Cannes 2018, BlacKkKlansman: Recensione, Spike Lee contro il Ku Klux Klan
21/05/2018 di Redazione
Se la 25° ora si poteva considerare una delle vette del cinema di Spike Lee, questa volta ci tocca declassarlo come nella classificazione delle vette, per porre il nuovo Everest del cinema del regista afroamericano:BlacKkKansman. La pellicola in concorso a Cannes rappresenta il FILM a caratteri maiuscoli da vedere al cinema, speriamo a breve nel nostro paese, un vero capolavoro.
Fin dall’inizio si viene coinvolti, in questa storia vera, quella di Ron Stallworth, poliziotto nero infiltrato nel Ku Klux Klan alla fine degli anni ’70, storia raccontata nel suo libro autobiografico “Black Klansman”.
La fusione di dramma, politica, e al tempo stesso una giusta dose di ironia rendono la pellicola memorabile.

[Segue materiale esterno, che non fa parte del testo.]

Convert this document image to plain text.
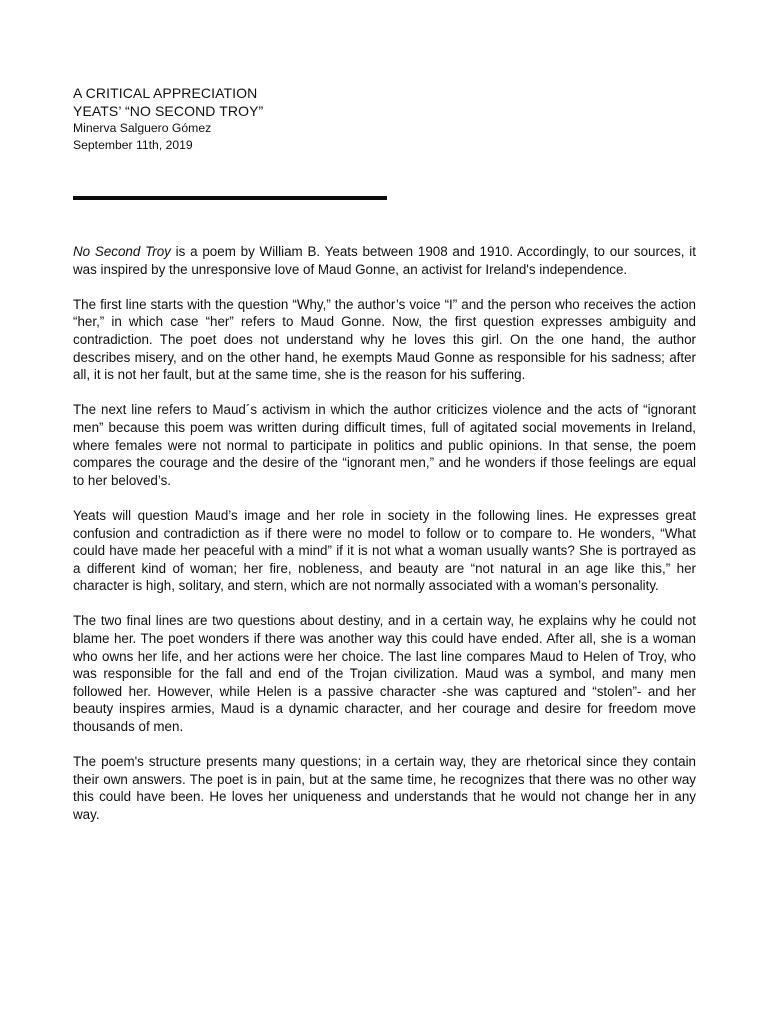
A CRITICAL APPRECIATION
YEATS’ “NO SECOND TROY”
Minerva Salguero Gómez
September 11th, 2019

No Second Troy is a poem by William B. Yeats between 1908 and 1910. Accordingly, to our sources, it was inspired by the unresponsive love of Maud Gonne, an activist for Ireland's independence.

The first line starts with the question “Why,” the author’s voice “I” and the person who receives the action “her,” in which case “her” refers to Maud Gonne. Now, the first question expresses ambiguity and contradiction. The poet does not understand why he loves this girl. On the one hand, the author describes misery, and on the other hand, he exempts Maud Gonne as responsible for his sadness; after all, it is not her fault, but at the same time, she is the reason for his suffering.

The next line refers to Maud´s activism in which the author criticizes violence and the acts of “ignorant men” because this poem was written during difficult times, full of agitated social movements in Ireland, where females were not normal to participate in politics and public opinions. In that sense, the poem compares the courage and the desire of the “ignorant men,” and he wonders if those feelings are equal to her beloved’s.

Yeats will question Maud’s image and her role in society in the following lines. He expresses great confusion and contradiction as if there were no model to follow or to compare to. He wonders, “What could have made her peaceful with a mind” if it is not what a woman usually wants? She is portrayed as a different kind of woman; her fire, nobleness, and beauty are “not natural in an age like this,” her character is high, solitary, and stern, which are not normally associated with a woman’s personality.

The two final lines are two questions about destiny, and in a certain way, he explains why he could not blame her. The poet wonders if there was another way this could have ended. After all, she is a woman who owns her life, and her actions were her choice. The last line compares Maud to Helen of Troy, who was responsible for the fall and end of the Trojan civilization. Maud was a symbol, and many men followed her. However, while Helen is a passive character -she was captured and “stolen”- and her beauty inspires armies, Maud is a dynamic character, and her courage and desire for freedom move thousands of men.

The poem's structure presents many questions; in a certain way, they are rhetorical since they contain their own answers. The poet is in pain, but at the same time, he recognizes that there was no other way this could have been. He loves her uniqueness and understands that he would not change her in any way.
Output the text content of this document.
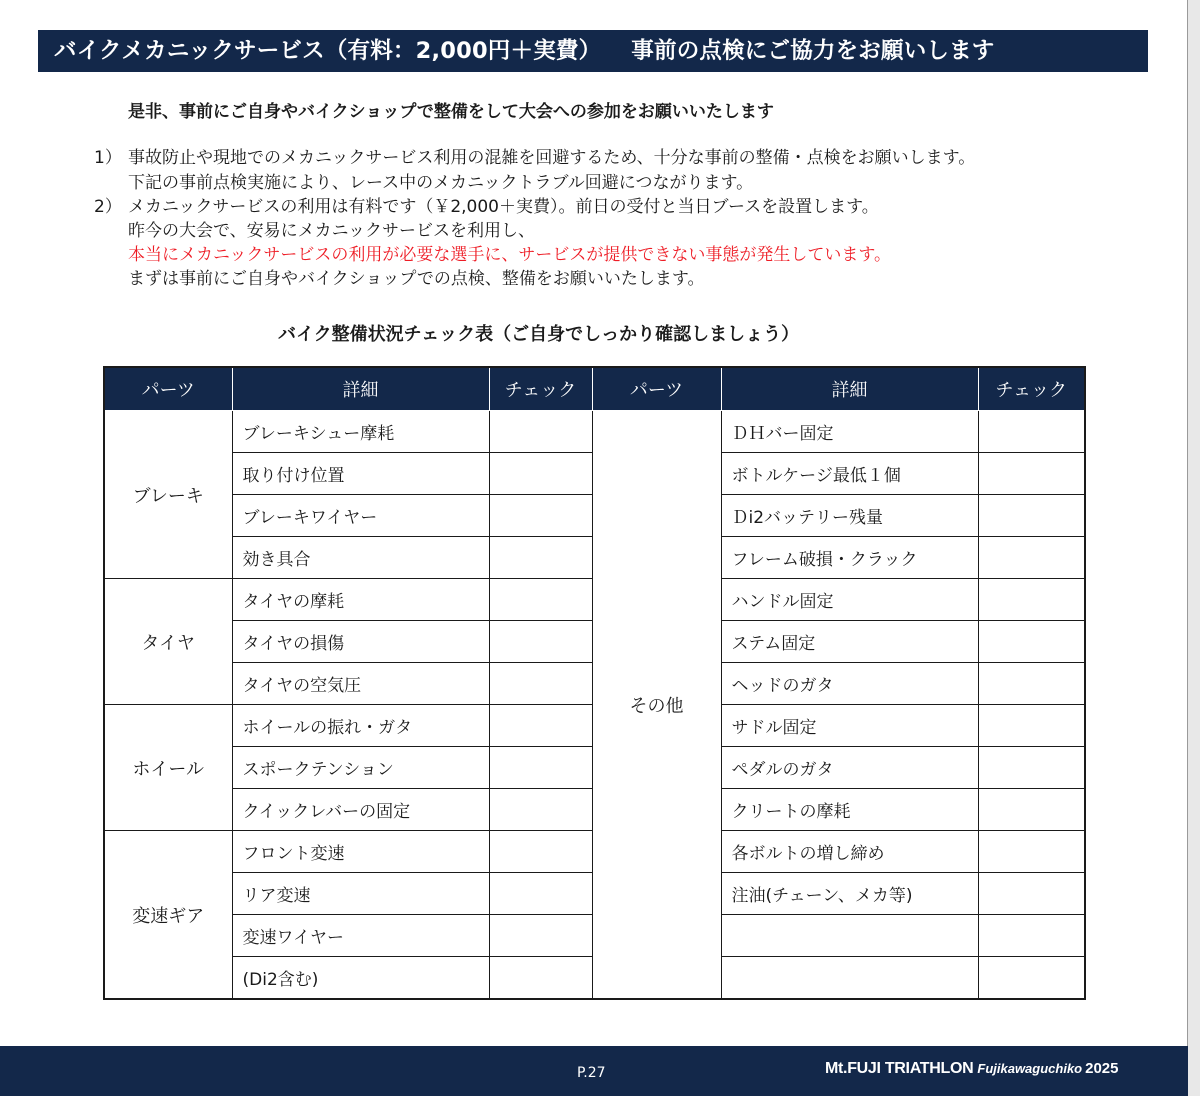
バイクメカニックサービス（有料：2,000円＋実費） 事前の点検にご協力をお願いします
是非、事前にご自身やバイクショップで整備をして大会への参加をお願いいたします
1） 事故防止や現地でのメカニックサービス利用の混雑を回避するため、十分な事前の整備・点検をお願いします。
下記の事前点検実施により、レース中のメカニックトラブル回避につながります。
2） メカニックサービスの利用は有料です（￥2,000＋実費）。前日の受付と当日ブースを設置します。
昨今の大会で、安易にメカニックサービスを利用し、
本当にメカニックサービスの利用が必要な選手に、サービスが提供できない事態が発生しています。
まずは事前にご自身やバイクショップでの点検、整備をお願いいたします。
バイク整備状況チェック表（ご自身でしっかり確認しましょう）
パーツ	詳細	チェック	パーツ	詳細	チェック
ブレーキ	ブレーキシュー摩耗		その他	ＤＨバー固定	
	取り付け位置			ボトルケージ最低１個	
	ブレーキワイヤー			Ｄi2バッテリー残量	
	効き具合			フレーム破損・クラック	
タイヤ	タイヤの摩耗			ハンドル固定	
	タイヤの損傷			ステム固定	
	タイヤの空気圧			ヘッドのガタ	
ホイール	ホイールの振れ・ガタ			サドル固定	
	スポークテンション			ペダルのガタ	
	クイックレバーの固定			クリートの摩耗	
変速ギア	フロント変速			各ボルトの増し締め	
	リア変速			注油(チェーン、メカ等)	
	変速ワイヤー				
	(Di2含む)				
P.27	Mt.FUJI TRIATHLON Fujikawaguchiko 2025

Una confezione perfetta con la geniale regia di Spike Lee, che ha collegato la storia alle recenti vicende di razzismo attuali, con un finale fin troppo politico.
L’impegno politico e sociale del regista non è certo una novità, tanto da fargli dichiarare in conferenza stampa che il suo presidente, di cui non fa il nome, è un “Motherfucker” (il termine più offensivo della lingua americana), ma dobbiamo dare atto al coraggio di Spike Lee di non aver alcun timore reverenziale, se l’America con tutte le sue contraddizioni ci ha insegnato che la libertà di parola va rispettata, l’insulto, decisamente pesante, nei confronti dell’attuale Presidente viene in un certo senso attutito dal valore artistico di BlacKkKansman.
Nella pellicola attraverso la scelta di un linguaggio fin troppo realistico e colorito, per volontà del regista stesso, riesce a riportare l’odio verbale da parte dei membri del KKK, i quali senza alcuna censura, insultano con una serie di parolacce dirette neri, ebrei ed omosessuali.
Il cast, a dir poco perfetto, vede due grandi attori, uno bianco e l’altro nero, Adam Driver e John David Washington, che grazie ad una perfetta alchimia , e tanto umorismo, riescono a raccontare una storia paradossale, quasi da barzelletta.
Paradossale e da barzelletta perché un afroamericano e un ebreo che si infiltrano in un gruppo di americani suprematisti bianchi e riescono ad ingannarli sino ad ottenere il rispetto del grande capo suona come incredibile.
Il grande capo è David Duke, Grand Wizard del KKK, interpretato da Topher Grace, che è stato psicologicamente provato dal personaggio tanto da fargli dichiarare in conferenza stampa : “Non farei mai un ruolo del genere per nessun altro regista”.
Retto da una sontuosa colonna sonora composta dal jazzista Terence Blanchard (che aveva già collaborato con il regista in Malcolm X e Inside Man), BlacKkKansman porta l’azione e al climax, come ogni poliziesco che si rispetti, ad altissimi livelli fino al vero finale del film costituito dalle vere immagini dei recenti attacchi violenti contro i cittadini afroamericani a Charlottesville, e da un frammento del discorso del presidente Trump (che in realtà ha condannato i fatti) che lo mette in cattiva luce. Ma l’odio razziale è sempre presente, e anche se Spike Lee risulta forse troppo schierato su posizioni estreme, la violenza viene sempre condannata dal regista, che con questa pellicola vuole ricordare al suo paese e al mondo che c’e’ ancora molto da fare contro questa piaga.
Nota per Cannes 2018, BlacKkKansman trionfo di critica e pubblico e premio certo, staremo solo a vedere quale.